In a joint statement released Friday evening, the U.S. Department of Justice (DOJ) and the Office of the Director of National Intelligence (ODNI) said the Foreign Intelligence Surveillance Court (FISC) has renewed the NSA's authority to collect Americans' phone record for another 90-day period.
FISC's previous authoriziation expired Friday.
For years, it's been standard procedure for the U.S.'s secretive FISA Court to order American phone companies to turn over their customers' call records to the NSA, a process repeated every three months. That stayed hidden from the public until June 2013, however, when the very first of former NSA systems analyst Edward Snowden's leaked classified documents, an order for Verizon to give its daily records to the NSA, was made public.
Acquiring phone records—or metadata collection, as it's known—under Section 501 of the Foreign Intelligence Surveillance Act quickly became one of the most visible symbols of an NSA seen by many as too invasive.
The first bill introduced in Congress to address Snowden's leaks was an appropriations amendment that would defund the program.
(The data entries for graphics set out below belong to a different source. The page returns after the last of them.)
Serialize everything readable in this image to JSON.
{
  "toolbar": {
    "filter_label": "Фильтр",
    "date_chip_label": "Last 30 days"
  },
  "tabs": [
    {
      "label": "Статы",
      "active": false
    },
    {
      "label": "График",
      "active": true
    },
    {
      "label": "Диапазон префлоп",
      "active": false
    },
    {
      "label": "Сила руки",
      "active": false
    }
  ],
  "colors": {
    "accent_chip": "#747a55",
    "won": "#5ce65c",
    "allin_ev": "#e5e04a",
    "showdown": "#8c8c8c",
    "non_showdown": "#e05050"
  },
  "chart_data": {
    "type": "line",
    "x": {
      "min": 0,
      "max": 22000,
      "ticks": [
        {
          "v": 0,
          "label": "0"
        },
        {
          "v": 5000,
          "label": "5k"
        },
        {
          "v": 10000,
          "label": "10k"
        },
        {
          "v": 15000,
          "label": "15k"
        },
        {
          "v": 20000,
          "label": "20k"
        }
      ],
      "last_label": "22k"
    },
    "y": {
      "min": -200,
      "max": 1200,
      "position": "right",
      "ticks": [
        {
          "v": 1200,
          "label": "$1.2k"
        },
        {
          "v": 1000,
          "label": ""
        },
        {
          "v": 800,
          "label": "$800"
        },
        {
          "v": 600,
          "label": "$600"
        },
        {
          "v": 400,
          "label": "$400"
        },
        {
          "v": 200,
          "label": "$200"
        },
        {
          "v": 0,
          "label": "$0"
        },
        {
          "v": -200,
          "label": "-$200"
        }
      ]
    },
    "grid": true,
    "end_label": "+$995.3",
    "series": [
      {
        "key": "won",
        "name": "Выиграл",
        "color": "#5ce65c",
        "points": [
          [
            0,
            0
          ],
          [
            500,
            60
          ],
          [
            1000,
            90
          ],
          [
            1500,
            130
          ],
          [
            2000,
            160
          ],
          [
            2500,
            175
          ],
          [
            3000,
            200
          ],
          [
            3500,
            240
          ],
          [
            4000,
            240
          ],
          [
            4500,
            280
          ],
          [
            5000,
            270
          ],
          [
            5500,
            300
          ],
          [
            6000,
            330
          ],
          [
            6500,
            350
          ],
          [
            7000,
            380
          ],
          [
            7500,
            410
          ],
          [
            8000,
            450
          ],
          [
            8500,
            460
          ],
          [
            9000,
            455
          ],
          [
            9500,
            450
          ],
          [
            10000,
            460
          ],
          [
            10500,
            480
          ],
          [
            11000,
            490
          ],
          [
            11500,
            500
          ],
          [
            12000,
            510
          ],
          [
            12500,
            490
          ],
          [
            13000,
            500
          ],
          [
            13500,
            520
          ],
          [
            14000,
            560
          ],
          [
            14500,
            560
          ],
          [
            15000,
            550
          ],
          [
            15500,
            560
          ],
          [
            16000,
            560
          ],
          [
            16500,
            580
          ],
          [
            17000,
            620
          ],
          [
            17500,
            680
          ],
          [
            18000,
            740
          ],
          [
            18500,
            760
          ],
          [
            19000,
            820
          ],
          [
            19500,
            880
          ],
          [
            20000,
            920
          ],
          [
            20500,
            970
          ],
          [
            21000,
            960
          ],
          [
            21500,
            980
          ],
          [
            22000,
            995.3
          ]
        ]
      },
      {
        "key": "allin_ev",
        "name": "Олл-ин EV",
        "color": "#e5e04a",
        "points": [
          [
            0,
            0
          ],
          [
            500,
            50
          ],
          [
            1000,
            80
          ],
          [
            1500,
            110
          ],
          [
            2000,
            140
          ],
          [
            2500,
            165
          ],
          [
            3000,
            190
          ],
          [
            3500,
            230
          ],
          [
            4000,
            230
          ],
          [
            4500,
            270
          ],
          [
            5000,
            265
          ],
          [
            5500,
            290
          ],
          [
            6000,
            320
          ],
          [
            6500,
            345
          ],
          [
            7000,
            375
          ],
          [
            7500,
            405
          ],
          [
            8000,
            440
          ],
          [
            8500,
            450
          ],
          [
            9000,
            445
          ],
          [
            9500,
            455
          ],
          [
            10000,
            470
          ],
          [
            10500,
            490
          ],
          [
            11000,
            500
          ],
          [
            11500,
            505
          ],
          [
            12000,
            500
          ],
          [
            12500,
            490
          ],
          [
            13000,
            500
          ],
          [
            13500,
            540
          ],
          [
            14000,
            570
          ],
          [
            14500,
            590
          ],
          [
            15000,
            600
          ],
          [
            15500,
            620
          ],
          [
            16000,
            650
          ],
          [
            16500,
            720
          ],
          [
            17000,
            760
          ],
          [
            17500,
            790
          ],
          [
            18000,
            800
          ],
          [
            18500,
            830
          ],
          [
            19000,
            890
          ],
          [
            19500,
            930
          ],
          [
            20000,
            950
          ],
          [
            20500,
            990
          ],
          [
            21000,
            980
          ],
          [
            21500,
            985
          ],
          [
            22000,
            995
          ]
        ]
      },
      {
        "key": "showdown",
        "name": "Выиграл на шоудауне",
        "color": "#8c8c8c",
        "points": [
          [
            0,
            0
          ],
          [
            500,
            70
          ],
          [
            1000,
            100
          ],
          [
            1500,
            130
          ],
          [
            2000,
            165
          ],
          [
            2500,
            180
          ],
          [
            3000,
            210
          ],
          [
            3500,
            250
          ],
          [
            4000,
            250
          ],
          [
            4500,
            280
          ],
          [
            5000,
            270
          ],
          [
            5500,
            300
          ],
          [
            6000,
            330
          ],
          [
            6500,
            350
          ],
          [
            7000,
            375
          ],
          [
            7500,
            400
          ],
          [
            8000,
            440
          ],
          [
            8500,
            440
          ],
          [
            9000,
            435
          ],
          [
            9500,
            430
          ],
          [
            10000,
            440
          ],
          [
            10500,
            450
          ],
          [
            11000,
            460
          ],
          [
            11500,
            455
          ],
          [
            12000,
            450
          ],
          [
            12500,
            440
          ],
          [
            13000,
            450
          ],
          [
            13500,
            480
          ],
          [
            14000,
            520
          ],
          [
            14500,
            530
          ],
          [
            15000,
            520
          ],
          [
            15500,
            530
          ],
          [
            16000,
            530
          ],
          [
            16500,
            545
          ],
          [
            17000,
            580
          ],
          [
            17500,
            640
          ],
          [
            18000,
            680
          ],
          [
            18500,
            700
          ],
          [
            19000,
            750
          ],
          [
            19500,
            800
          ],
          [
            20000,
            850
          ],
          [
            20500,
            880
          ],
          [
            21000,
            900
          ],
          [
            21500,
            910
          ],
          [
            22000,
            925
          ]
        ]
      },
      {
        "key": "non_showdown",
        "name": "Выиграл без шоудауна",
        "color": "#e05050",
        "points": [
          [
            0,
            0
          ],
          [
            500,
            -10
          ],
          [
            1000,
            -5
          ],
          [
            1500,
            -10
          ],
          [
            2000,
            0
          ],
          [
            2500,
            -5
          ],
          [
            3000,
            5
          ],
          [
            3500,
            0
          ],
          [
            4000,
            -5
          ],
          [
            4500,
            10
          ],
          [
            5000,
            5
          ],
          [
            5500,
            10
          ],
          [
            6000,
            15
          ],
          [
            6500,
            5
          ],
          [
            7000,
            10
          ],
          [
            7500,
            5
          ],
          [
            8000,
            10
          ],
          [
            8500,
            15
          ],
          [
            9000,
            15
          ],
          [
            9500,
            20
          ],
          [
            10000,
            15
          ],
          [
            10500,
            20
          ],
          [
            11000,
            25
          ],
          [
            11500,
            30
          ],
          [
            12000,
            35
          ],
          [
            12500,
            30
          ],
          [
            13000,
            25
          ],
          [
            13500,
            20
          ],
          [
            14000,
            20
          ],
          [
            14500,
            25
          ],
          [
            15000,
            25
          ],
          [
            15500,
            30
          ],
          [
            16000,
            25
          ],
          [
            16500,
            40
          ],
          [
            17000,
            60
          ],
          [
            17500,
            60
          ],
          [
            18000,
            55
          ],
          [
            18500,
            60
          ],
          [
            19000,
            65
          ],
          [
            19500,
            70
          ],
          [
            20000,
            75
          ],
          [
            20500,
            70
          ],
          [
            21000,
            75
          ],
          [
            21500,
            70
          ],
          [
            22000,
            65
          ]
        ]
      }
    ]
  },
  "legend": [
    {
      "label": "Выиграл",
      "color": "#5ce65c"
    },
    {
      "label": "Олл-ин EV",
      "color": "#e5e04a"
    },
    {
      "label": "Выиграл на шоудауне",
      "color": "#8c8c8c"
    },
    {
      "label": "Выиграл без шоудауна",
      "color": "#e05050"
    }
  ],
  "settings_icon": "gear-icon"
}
The House recently passed the USA Freedom Act, designed to reign in several programs, including that one, but privacy advocates say it's been too watered down with amendments to effectively change the NSA.
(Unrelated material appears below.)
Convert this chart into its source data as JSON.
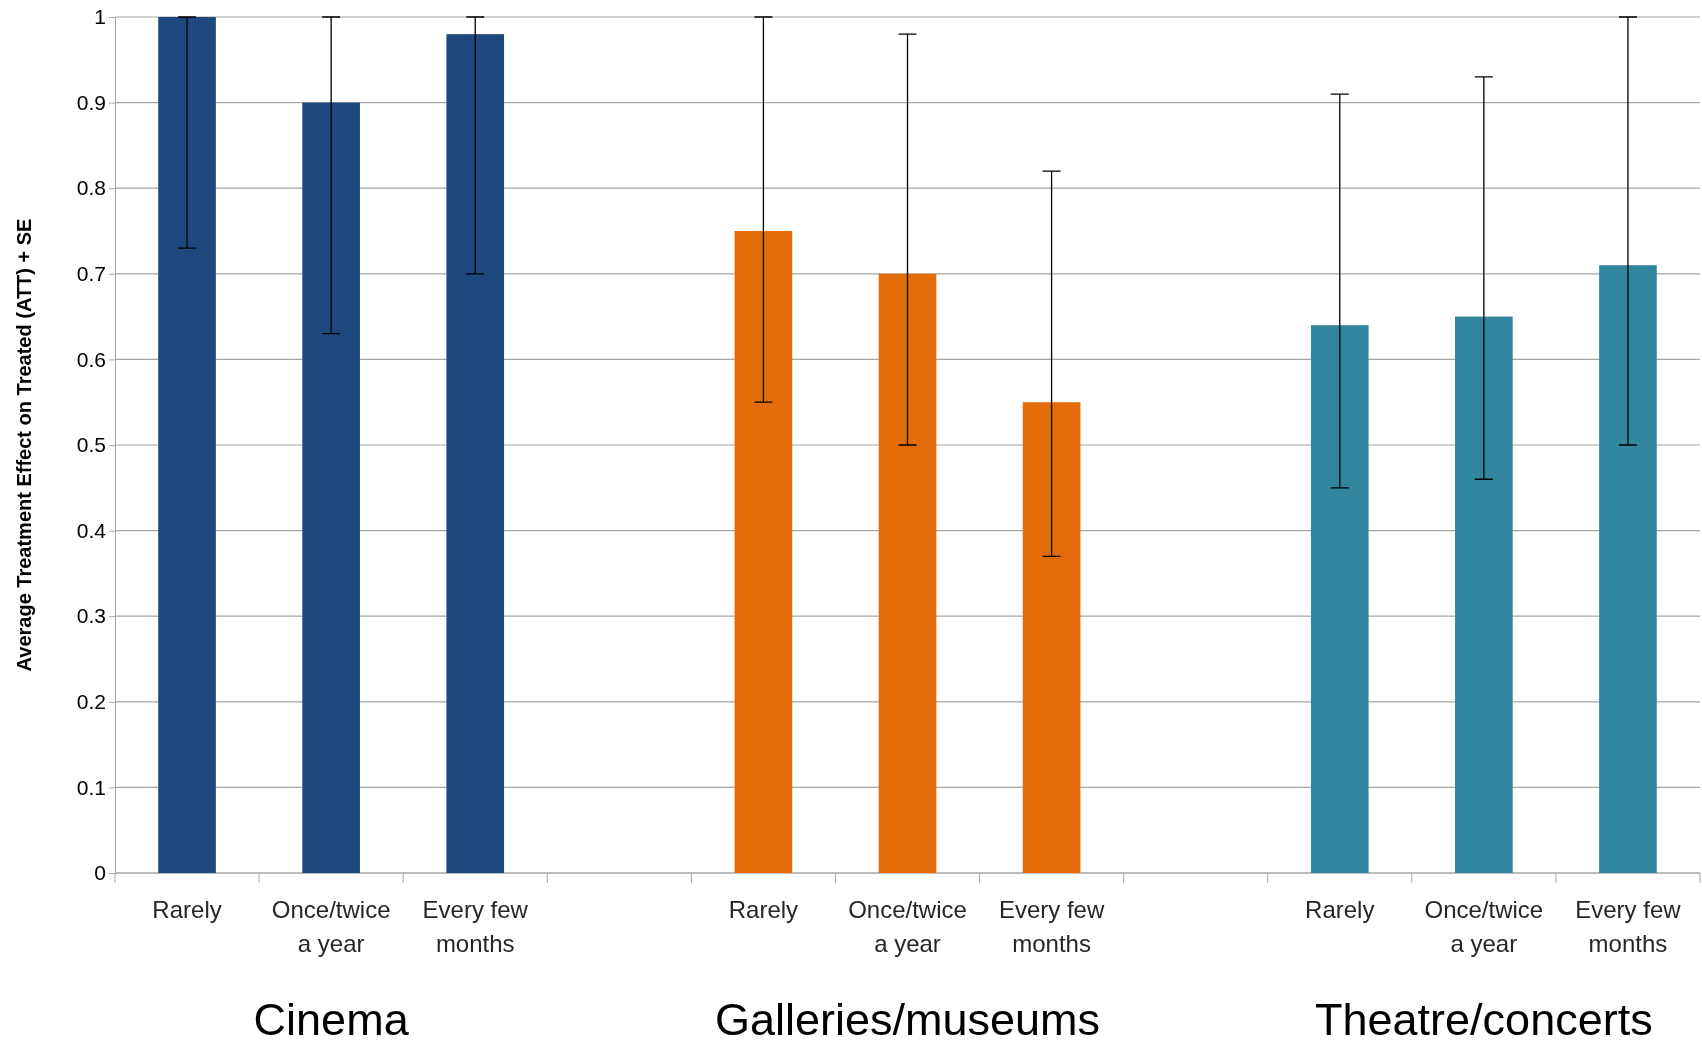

In Friday's announcement of the declassified decision to reauthorize NSA metadata collection, the DOJ and ODNI said the USA Freedom Act "would provide the public greater confidence in our programs and the checks and balances in the system, while ensuring our intelligence and law enforcement professionals have the authorities they need to protect the nation."
"The Administration strongly supports the USA Freedom Act," the statment continues. "We urge the Senate to swiftly consider it, and remain ready to work with Congress to clarify that the bill prohibits bulk collection as noted above, as necessary."
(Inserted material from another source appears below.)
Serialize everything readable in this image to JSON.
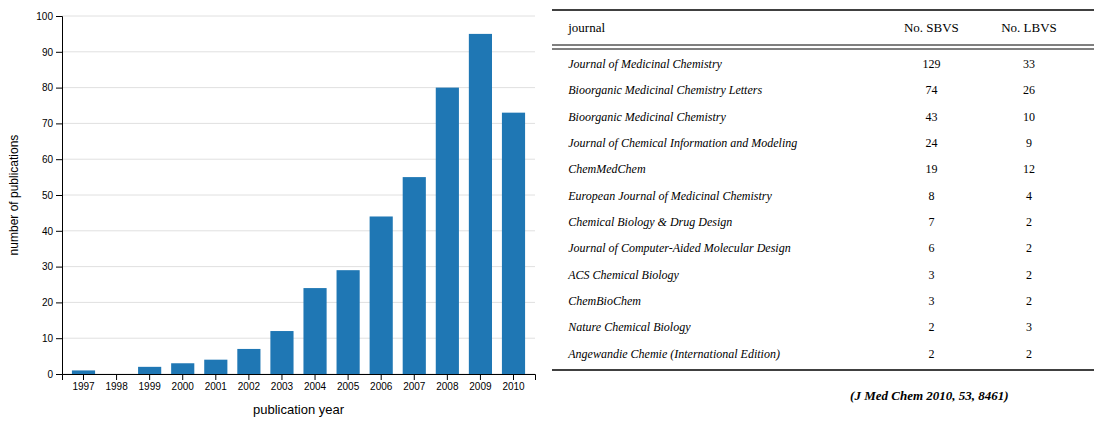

After enough public outcry about the metadata collection program, the White House announced in March that it would soon put an end to it—though it was clear it hadn't yet figured out the details on how exactly that would happen.
Privacy groups had made the call, however unlikely, for the White House to put a stop to the quarterly renewal. The metadata collection program "has gone on for too long, despite its serious implications for human rights," Amie Stepanovich, Senior Policy Counsel at Access, said in a statement. "President Obama, having expressed his commitment to reforming U.S. surveillance programs, must seize this opportunity to demonstrate strong moral leadership and deliver on Executive Branch promises."
They'll likely have better luck with the USA Freedom Act getting patched back up. Access, along with the Electronic Frontier Foundation, American Civil Liberties Union, and dozens of other advocacy organizations, has called for the Senate to repair what they can in that bill, including ending bulk phone record collection.
The NSA's current authority to collect Americans' phone records will expire on Sept. 12, 2014.